R vs Python Differences¶
This page documents known numerical differences between wrtds-py and the R EGRET package. These differences arise from implementation choices in date arithmetic, grid construction, and numerical optimization. None of these differences are large enough to affect scientific conclusions.
1. Decimal Year (DecYear)¶
Source: R's bundled Choptank eList dataset uses an older DecYear formula that is
affected by daylight saving time (DST) transitions. Python's decimal_date() is
timezone-naive and computes:
Impact: Relative difference of ~2 x 10^-6^ (about 1 minute per year). The seasonal
harmonics (SinDY, CosDY) amplify this slightly.
| Column | Tolerance | Notes |
|---|---|---|
daily.DecYear |
rtol = 1e-5 | ~2e-6 relative difference |
sample.DecYear |
rtol = 1e-5 | Same DST issue |
sample.SinDY |
atol = 0.02 | Amplified by sin() |
sample.CosDY |
atol = 0.025 | Amplified by cos() |
daily.LogQ |
rtol = 1e-10 | Near machine precision |
daily.Julian |
exact | Integer days |
2. Surface Grid Bounds¶
Source: R computes bottomLogQ and topLogQ from the Daily discharge range
(all daily Q values). Python computes them from the Sample LogQ range (only days
with water-quality observations).
Impact: The grid boundaries differ, so the surfaces arrays cannot be compared element-by-element. However, structural parameters match:
| Parameter | Match |
|---|---|
n_logq |
Exact (both = 14) |
n_year |
Exact |
step_year |
rtol = 1e-10 |
bottom_year, top_year |
Exact |
The downstream effect on daily estimates is small because the interpolation clamps queries to grid boundaries in both implementations.
3. MLE Optimizer¶
Source: R uses survival::survreg (Newton-Raphson with profiled likelihood).
Python uses scipy.optimize.minimize with the L-BFGS-B method and analytical gradients.
Impact: Small coefficient differences that propagate through the pipeline. The cross-validation step (which runs one MLE per sample observation) shows the largest per-point differences; these average out in daily and annual summaries.
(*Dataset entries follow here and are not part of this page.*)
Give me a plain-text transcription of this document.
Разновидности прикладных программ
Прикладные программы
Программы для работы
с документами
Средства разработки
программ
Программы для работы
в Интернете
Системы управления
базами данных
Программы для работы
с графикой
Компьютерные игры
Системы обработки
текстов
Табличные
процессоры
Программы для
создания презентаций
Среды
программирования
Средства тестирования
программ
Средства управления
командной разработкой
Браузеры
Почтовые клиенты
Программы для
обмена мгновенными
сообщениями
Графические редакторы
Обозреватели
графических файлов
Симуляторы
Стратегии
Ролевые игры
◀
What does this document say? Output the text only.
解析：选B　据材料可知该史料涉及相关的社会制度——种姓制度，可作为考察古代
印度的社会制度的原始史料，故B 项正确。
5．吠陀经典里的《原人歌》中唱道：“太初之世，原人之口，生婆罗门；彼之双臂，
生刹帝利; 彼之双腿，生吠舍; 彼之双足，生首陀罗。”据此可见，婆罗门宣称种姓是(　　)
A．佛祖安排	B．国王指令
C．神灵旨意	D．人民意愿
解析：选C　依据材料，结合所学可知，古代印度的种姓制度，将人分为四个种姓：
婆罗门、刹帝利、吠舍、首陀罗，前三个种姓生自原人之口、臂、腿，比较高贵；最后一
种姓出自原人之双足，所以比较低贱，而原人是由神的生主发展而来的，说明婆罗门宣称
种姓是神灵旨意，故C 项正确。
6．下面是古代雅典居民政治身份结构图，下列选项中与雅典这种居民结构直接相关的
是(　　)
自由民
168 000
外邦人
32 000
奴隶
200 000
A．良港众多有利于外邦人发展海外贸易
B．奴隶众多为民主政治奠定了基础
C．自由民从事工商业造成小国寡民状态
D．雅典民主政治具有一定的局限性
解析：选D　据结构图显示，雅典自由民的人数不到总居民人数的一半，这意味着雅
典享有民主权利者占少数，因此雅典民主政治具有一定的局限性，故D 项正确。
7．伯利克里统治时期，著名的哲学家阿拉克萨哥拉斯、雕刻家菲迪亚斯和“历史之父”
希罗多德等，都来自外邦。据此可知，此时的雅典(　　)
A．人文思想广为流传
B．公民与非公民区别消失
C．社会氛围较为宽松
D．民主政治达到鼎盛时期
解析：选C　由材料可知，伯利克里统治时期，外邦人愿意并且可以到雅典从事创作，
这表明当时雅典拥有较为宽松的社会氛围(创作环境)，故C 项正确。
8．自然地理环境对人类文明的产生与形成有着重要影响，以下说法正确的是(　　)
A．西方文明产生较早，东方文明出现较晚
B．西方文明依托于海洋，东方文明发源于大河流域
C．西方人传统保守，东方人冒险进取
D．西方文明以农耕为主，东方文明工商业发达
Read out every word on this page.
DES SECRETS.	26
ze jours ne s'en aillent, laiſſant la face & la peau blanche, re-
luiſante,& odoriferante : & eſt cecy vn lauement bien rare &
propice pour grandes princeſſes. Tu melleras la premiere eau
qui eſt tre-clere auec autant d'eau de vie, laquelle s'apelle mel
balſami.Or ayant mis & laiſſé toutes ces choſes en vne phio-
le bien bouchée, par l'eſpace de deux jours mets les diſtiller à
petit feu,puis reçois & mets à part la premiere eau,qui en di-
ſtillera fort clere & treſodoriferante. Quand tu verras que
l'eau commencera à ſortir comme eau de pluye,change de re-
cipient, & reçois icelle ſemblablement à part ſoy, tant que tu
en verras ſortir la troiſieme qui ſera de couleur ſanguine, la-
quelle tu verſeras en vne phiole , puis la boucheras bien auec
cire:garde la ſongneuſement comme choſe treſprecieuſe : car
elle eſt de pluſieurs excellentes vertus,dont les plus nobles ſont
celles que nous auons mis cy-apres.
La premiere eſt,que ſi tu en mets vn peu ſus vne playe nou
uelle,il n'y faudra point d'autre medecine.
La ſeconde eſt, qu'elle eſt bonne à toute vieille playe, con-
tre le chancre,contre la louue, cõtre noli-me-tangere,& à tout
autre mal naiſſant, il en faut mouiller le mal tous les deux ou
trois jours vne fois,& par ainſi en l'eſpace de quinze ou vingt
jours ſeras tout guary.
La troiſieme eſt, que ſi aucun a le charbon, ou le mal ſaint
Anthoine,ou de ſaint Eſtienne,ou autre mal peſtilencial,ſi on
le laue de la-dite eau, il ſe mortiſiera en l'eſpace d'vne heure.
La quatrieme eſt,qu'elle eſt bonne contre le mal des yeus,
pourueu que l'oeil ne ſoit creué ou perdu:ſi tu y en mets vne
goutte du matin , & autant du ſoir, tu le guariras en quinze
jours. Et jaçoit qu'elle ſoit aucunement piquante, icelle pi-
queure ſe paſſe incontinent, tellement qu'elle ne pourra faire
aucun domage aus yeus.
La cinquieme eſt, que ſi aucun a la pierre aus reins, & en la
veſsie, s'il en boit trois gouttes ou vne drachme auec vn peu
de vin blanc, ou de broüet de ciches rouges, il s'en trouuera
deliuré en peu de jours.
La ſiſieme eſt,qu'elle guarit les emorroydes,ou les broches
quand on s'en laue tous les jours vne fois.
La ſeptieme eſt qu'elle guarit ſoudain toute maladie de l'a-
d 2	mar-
Cross-Validation Tolerances¶
| Column | rtol | atol | Typical p95 Difference |
|---|---|---|---|
yHat |
0.15 | 0.07 | ~9% |
SE |
0.35 | — | ~3% (few outliers larger) |
ConcHat |
0.10 | — | ~1.5% |
Daily Estimation Tolerances¶
| Column | rtol | Typical p95 Difference |
|---|---|---|
ConcDay |
0.30 | ~2% |
FluxDay |
0.30 | ~2% |
FNConc |
0.12 | ~1% |
FNFlux |
0.25 | ~1% |
Kalman (WRTDS-K) Tolerances¶
| Column | rtol | Notes |
|---|---|---|
GenConc |
1.5 | Monte Carlo + model differences; median ~4% |
GenFlux |
1.5 | Same |
The wider Kalman tolerances reflect both the MLE differences and the inherent Monte Carlo variability.
Annual Summary Tolerances¶
Annual means smooth out daily differences:
| Column | rtol |
|---|---|
Q |
1e-4 |
Conc |
0.02 (2%) |
Flux |
0.02 (2%) |
FNConc |
0.01 (1%) |
FNFlux |
0.005 (0.5%) |
Trend Analysis Tolerances¶
| Component | Conc rtol | Flux rtol |
|---|---|---|
| Base values (x10, x11, x20, x22) | 1--5% | 2--5% |
| TotalChange, CQTC | 2--5% | 5--20% |
| Groups base values | 1% | 2% |
| Groups TotalChange, CQTC | 2% | 5% |
Flux trend tolerances are wider because flux = concentration x discharge, so relative errors compound.
Summary¶
All differences originate from three root causes (DecYear formula, grid bounds,
optimizer) and propagate predictably. The largest differences occur in per-point
cross-validation estimates (~9% for individual yHat values), but these average down
to 1--2% at the daily level and < 1% at the annual level. Trend conclusions are
robust to these differences.
Tip
The full tolerance table is defined programmatically in
wrtds/tests/test_vs_r.py. Run the R comparison tests with
uv run pytest -m r_fixtures (requires R, EGRET, and jsonlite).